Enfim, rompeu o gelo e disse:

- O Sr. não é o primeiro a ser surpreendido pela tempestade. Ela sempre vem de surpresa e às vezes dura toda a noite.

Acho que não vai conseguir chegar à aldeia ainda hoje. Não nessas condições. Será melhor livrar-se dessa mochila, que deve estar pesando, entrar e trocar essa roupa molhada.

-Mas eu não estou querendo dar trabalho, respondi.

Ela então esboçou um sorriso e comentou:

- Pelo sotaque e o jeito de desculpar além do necessário, só pode ser brasileiro. Consenti, com um gesto e ela insistiu. Vai ficar parado aí até amanhã? Foi nesse momento que parece que me recuperei da surpresa.

Perguntei-lhe:

- Não vou incomodar? Seu marido não se importará?

-Ela respondeu. Não se preocupe, não vai incomodar nada, além do mais não tenho marido, sou viúva e moro só. Passo sempre as noites só. Não tenho parentes só converso com as pessoas da aldeia quando vou até lá ou quando elas vêm aqui. No mais são turistas como o senhor que são apanhados desprevenidos, pela chuva.

Estou acostumada. Entre.

Todo molhado e sentindo frio, depois desse convite, não recusaria, pois mais constrangedor que me parecesse.

Coloquei a mochila sobre um banco de madeira, na varanda, e entrei. Fiquei pouco a vontade pois estava ensopado e notei que molhava o piso de sua casa que me parecia tomar-lhe um bom tempo e trabalho para mantê-lo tão limpo e arrumado. Mas o convite foi mais que sincero. Pareceu-me que ela, pela solidão que devia sentir, gostava quando alguém aparecia para partilhar um pouco de tempo com ela.

Disse-me então. Ali tem um banheiro, com banheira. Vou aquecer um pouco de água. Se você tiver uma roupa seca na mochila, acho bom ir pegar. Não tenho mais roupa de homem em casa para lhe oferecer.
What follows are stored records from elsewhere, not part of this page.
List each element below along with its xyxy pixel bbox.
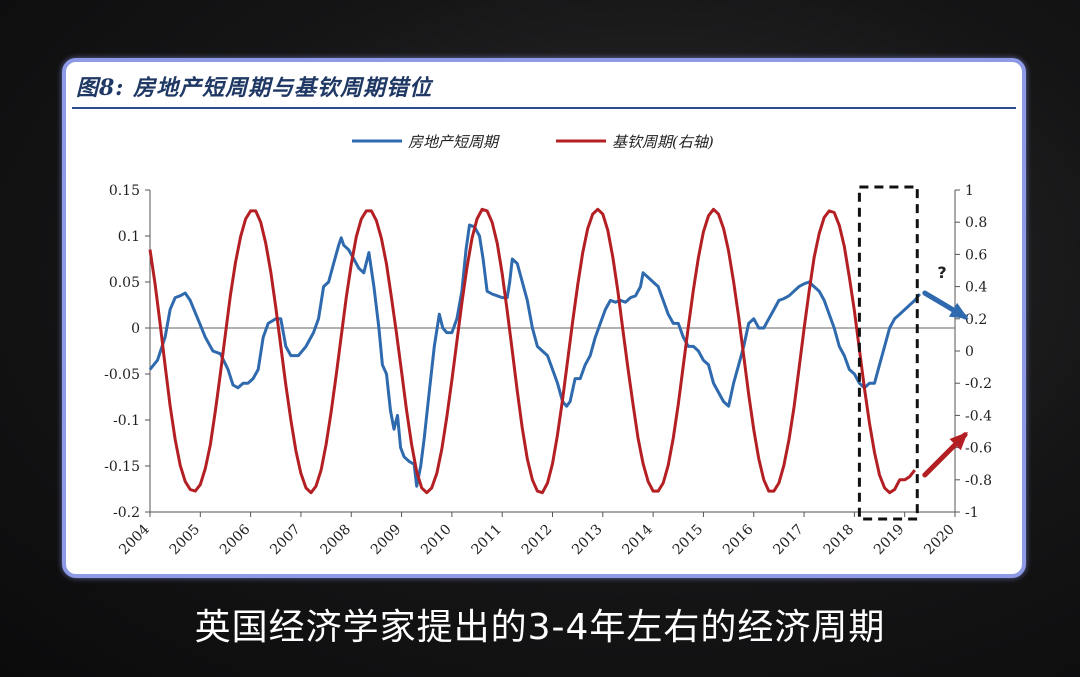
blue-trend-arrow-head — [948, 302, 969, 320]
right-tick-label: 0.4 — [965, 280, 987, 296]
x-tick-label: 2008 — [318, 522, 355, 559]
question-mark: ? — [937, 263, 946, 282]
right-tick-label: 0 — [965, 344, 974, 360]
x-tick-label: 2012 — [519, 522, 556, 559]
video-subtitle: 英国经济学家提出的3-4年左右的经济周期 — [194, 607, 886, 648]
x-tick-label: 2020 — [921, 522, 958, 559]
legend-label: 基钦周期(右轴) — [612, 133, 714, 151]
left-tick-label: -0.2 — [113, 505, 140, 521]
x-tick-label: 2015 — [670, 522, 707, 559]
left-tick-label: 0.1 — [118, 229, 140, 245]
right-tick-label: 0.8 — [965, 215, 987, 231]
right-tick-label: -0.4 — [965, 408, 992, 424]
highlight-box — [857, 185, 919, 521]
x-tick-label: 2014 — [619, 521, 656, 558]
x-tick-label: 2004 — [116, 521, 153, 558]
x-tick-label: 2019 — [871, 522, 908, 559]
right-tick-label: 1 — [965, 183, 974, 199]
right-tick-label: 0.2 — [965, 312, 987, 328]
right-tick-label: -0.8 — [965, 473, 992, 489]
x-tick-label: 2011 — [469, 522, 506, 559]
left-tick-label: 0.05 — [109, 275, 140, 291]
right-tick-label: -0.2 — [965, 376, 992, 392]
left-tick-label: 0 — [131, 321, 140, 337]
x-tick-label: 2007 — [267, 522, 304, 559]
legend-label: 房地产短周期 — [408, 133, 500, 151]
figure-title: 图8: 房地产短周期与基钦周期错位 — [76, 75, 433, 101]
series-line-kitchin — [148, 207, 916, 495]
left-tick-label: -0.15 — [104, 459, 140, 475]
left-tick-label: -0.05 — [104, 367, 140, 383]
x-tick-label: 2010 — [418, 522, 455, 559]
left-tick-label: -0.1 — [113, 413, 140, 429]
left-tick-label: 0.15 — [109, 183, 140, 199]
series-line-real-estate — [148, 223, 921, 488]
x-tick-label: 2013 — [569, 522, 606, 559]
x-tick-label: 2016 — [720, 521, 757, 558]
title-divider — [72, 107, 1016, 109]
x-tick-label: 2005 — [167, 522, 204, 559]
x-tick-label: 2017 — [770, 522, 807, 559]
right-tick-label: 0.6 — [965, 247, 987, 263]
x-tick-label: 2009 — [368, 522, 405, 559]
right-tick-label: -0.6 — [965, 441, 992, 457]
x-tick-label: 2018 — [821, 522, 858, 559]
x-tick-label: 2006 — [217, 521, 254, 558]
right-tick-label: -1 — [965, 505, 979, 521]
red-trend-arrow-head — [949, 431, 968, 451]
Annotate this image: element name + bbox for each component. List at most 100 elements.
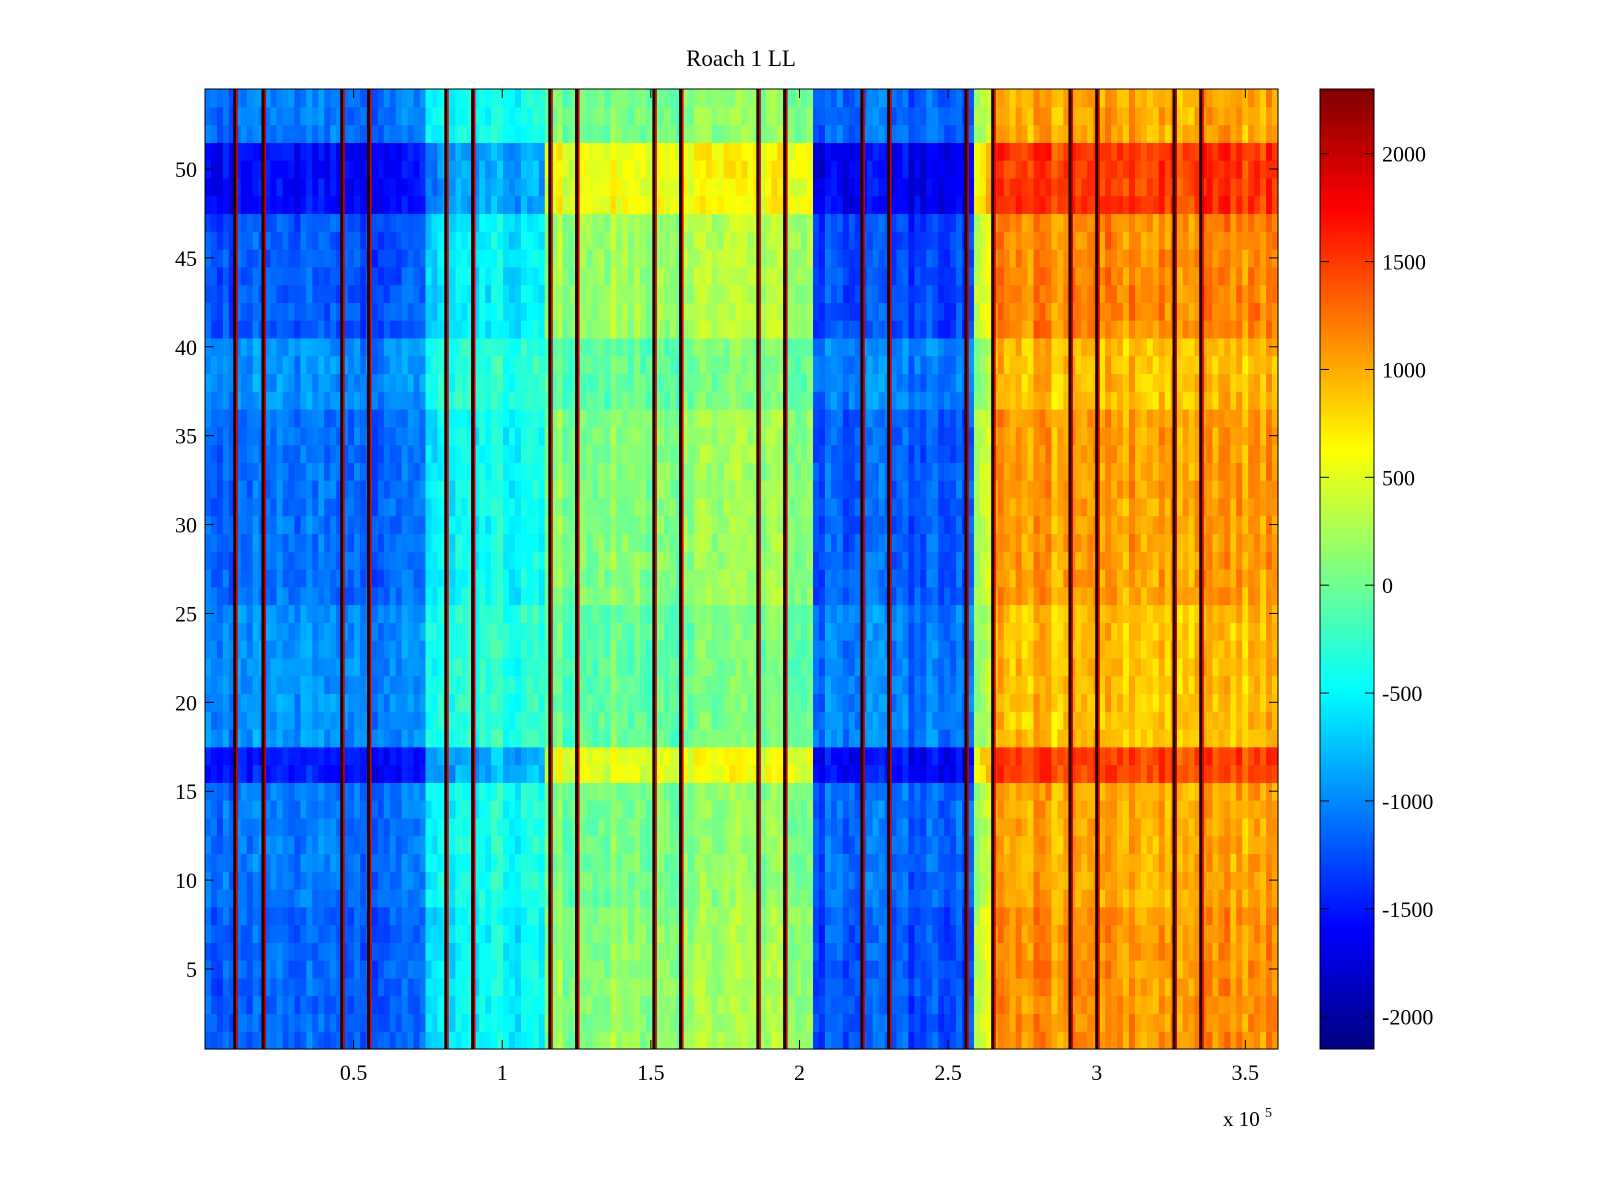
heatmap-cell [300, 586, 307, 606]
heatmap-cell [520, 213, 528, 232]
heatmap-cell [401, 124, 409, 143]
heatmap-cell [234, 586, 242, 606]
heatmap-cell [526, 906, 534, 926]
heatmap-cell [401, 569, 409, 588]
heatmap-cell [461, 302, 468, 321]
heatmap-cell [461, 906, 468, 926]
heatmap-cell [705, 889, 713, 908]
heatmap-cell [205, 622, 212, 641]
heatmap-cell [234, 995, 242, 1015]
heatmap-cell [467, 373, 474, 392]
heatmap-cell [658, 373, 665, 392]
heatmap-cell [479, 640, 486, 659]
heatmap-cell [234, 320, 242, 339]
heatmap-cell [485, 355, 492, 375]
heatmap-cell [288, 604, 296, 623]
heatmap-cell [664, 551, 671, 570]
heatmap-cell [580, 284, 588, 303]
heatmap-cell [401, 657, 409, 677]
heatmap-cell [491, 124, 498, 143]
heatmap-cell [240, 675, 248, 695]
heatmap-cell [389, 515, 397, 535]
heatmap-cell [640, 320, 647, 339]
heatmap-cell [717, 657, 725, 677]
heatmap-cell [210, 835, 218, 855]
heatmap-cell [264, 924, 272, 943]
heatmap-cell [377, 426, 385, 446]
heatmap-cell [407, 729, 415, 748]
heatmap-cell [467, 657, 474, 677]
heatmap-cell [509, 426, 516, 446]
heatmap-cell [449, 124, 456, 143]
heatmap-cell [503, 569, 510, 588]
heatmap-cell [604, 1031, 611, 1050]
heatmap-cell [729, 124, 737, 143]
heatmap-cell [371, 177, 379, 197]
heatmap-cell [562, 764, 570, 783]
heatmap-cell [377, 995, 385, 1015]
heatmap-cell [520, 1013, 528, 1032]
heatmap-cell [479, 622, 486, 641]
heatmap-cell [556, 1031, 564, 1050]
heatmap-cell [336, 711, 343, 730]
heatmap-cell [449, 426, 456, 446]
heatmap-cell [628, 640, 635, 659]
heatmap-cell [437, 693, 445, 712]
heatmap-cell [234, 249, 242, 268]
heatmap-cell [687, 106, 695, 126]
heatmap-cell [687, 942, 695, 961]
heatmap-cell [419, 906, 427, 926]
heatmap-cell [622, 604, 629, 623]
heatmap-cell [377, 782, 385, 801]
heatmap-cell [622, 871, 629, 890]
heatmap-cell [354, 266, 361, 286]
heatmap-cell [604, 640, 611, 659]
heatmap-cell [568, 764, 576, 783]
heatmap-cell [592, 960, 600, 979]
heatmap-cell [628, 497, 635, 517]
heatmap-cell [228, 497, 236, 517]
heatmap-cell [669, 551, 677, 570]
heatmap-cell [210, 871, 218, 890]
heatmap-cell [658, 622, 665, 641]
heatmap-cell [681, 977, 689, 997]
heatmap-cell [699, 657, 707, 677]
heatmap-cell [276, 782, 284, 801]
heatmap-cell [312, 142, 319, 161]
heatmap-cell [544, 569, 552, 588]
heatmap-cell [342, 640, 349, 659]
heatmap-cell [598, 106, 605, 126]
heatmap-cell [461, 409, 468, 428]
heatmap-cell [348, 746, 355, 766]
heatmap-cell [222, 800, 230, 819]
heatmap-cell [306, 373, 313, 392]
heatmap-cell [735, 942, 743, 961]
heatmap-cell [580, 942, 588, 961]
heatmap-cell [520, 675, 528, 695]
heatmap-cell [437, 142, 445, 161]
heatmap-cell [485, 409, 492, 428]
heatmap-cell [455, 142, 462, 161]
heatmap-cell [550, 835, 558, 855]
heatmap-cell [705, 551, 713, 570]
heatmap-cell [598, 817, 605, 837]
heatmap-cell [544, 977, 552, 997]
heatmap-cell [503, 711, 510, 730]
heatmap-cell [562, 977, 570, 997]
heatmap-cell [395, 924, 403, 943]
heatmap-cell [497, 177, 504, 197]
heatmap-cell [228, 657, 236, 677]
heatmap-cell [568, 373, 576, 392]
heatmap-cell [395, 729, 403, 748]
heatmap-cell [586, 871, 594, 890]
heatmap-cell [562, 231, 570, 250]
heatmap-cell [693, 533, 701, 552]
heatmap-cell [228, 480, 236, 499]
heatmap-cell [628, 160, 635, 179]
heatmap-cell [455, 195, 462, 215]
heatmap-cell [544, 622, 552, 641]
heatmap-cell [550, 711, 558, 730]
heatmap-cell [514, 213, 522, 232]
heatmap-cell [747, 89, 755, 108]
heatmap-cell [371, 480, 379, 499]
Retornei à varanda, e retirei uma muda de roupa da mochila e levei comigo e fiquei aguardando uma segunda ordem para entrar no banheiro e despir-me enquanto aguardava a água quente.

Salão grande sem portas no seu interior, portanto a cozinha era quase uma extensão da sala. Uma lareira, que parecia haver sido acessa pouco tempo antes já estendia suas primeiras labaredas aquecendo o ambiente. Uma mesa, que parecia de jantar, pelo tamanho, umas cadeiras, um sofá mais próximo da lareira e alguns tapetes, os quais pareciam de peles de animais, decoravam a enorme sala.

A porta do banheiro dava para esse salão e não demorou muito aparece ela com uma vasilha enorme com água quente saindo fumaça. Despejou na banheira e disse:

- Entre e tome um banho quente. Se a água estiver muito quente, abra a torneira que sai água fria e poderá temperar a seu gosto. Tem toalhas limpas e pode deixar a roupa molhada no chão que eu pego depois. Dizendo isso, afastou-se da porta do banheiro e dirigiu-se à cozinha. Aproveitei sua ausência, entrei e fechei a porta do banheiro, me despi, temperei a água a meu gosto e entrei naquela banheira quase cheia de água quentinha. Meu corpo agradeceu, pois parei de tremer. Minhas pernas pareciam que estavam tremendo tanto, que fiquei na dúvida se era pela emoção, pelo cansaço ou pela surpresa.

Agora me sentia mais a vontade dentro daquela banheira enorme. Tudo ali parecia muito espaçoso. Fiquei um bom tempo dentro da água, até que esta começou a esfriar. Saí da banheira enxuguei-me e vesti a roupa seca que trazia na mochila, que felizmente era impermeável. Deixei a roupa molhada na borda da banheira, para ver se secava e saí para o salão.

Lá estava ela. Agora sentada em uma das cadeiras, parece que se cansou de esperar, pois me demorei muito na banheira.

Convidou-me para sentar diante da lareira, no sofá macio e me aquecer mais um pouco, pois sentiu que eu ainda tremia um pouco.

O calor do fogo estava confortante e aqueceu-me bem rápido. Sentindo que eu já estava mais à vontade, me disse:

- Estou terminando uma sopa bem gostosa, receita de família, mais muito nutritiva. Deve estar com fome. Sente-se à mesa que vou lhe servir um pouco.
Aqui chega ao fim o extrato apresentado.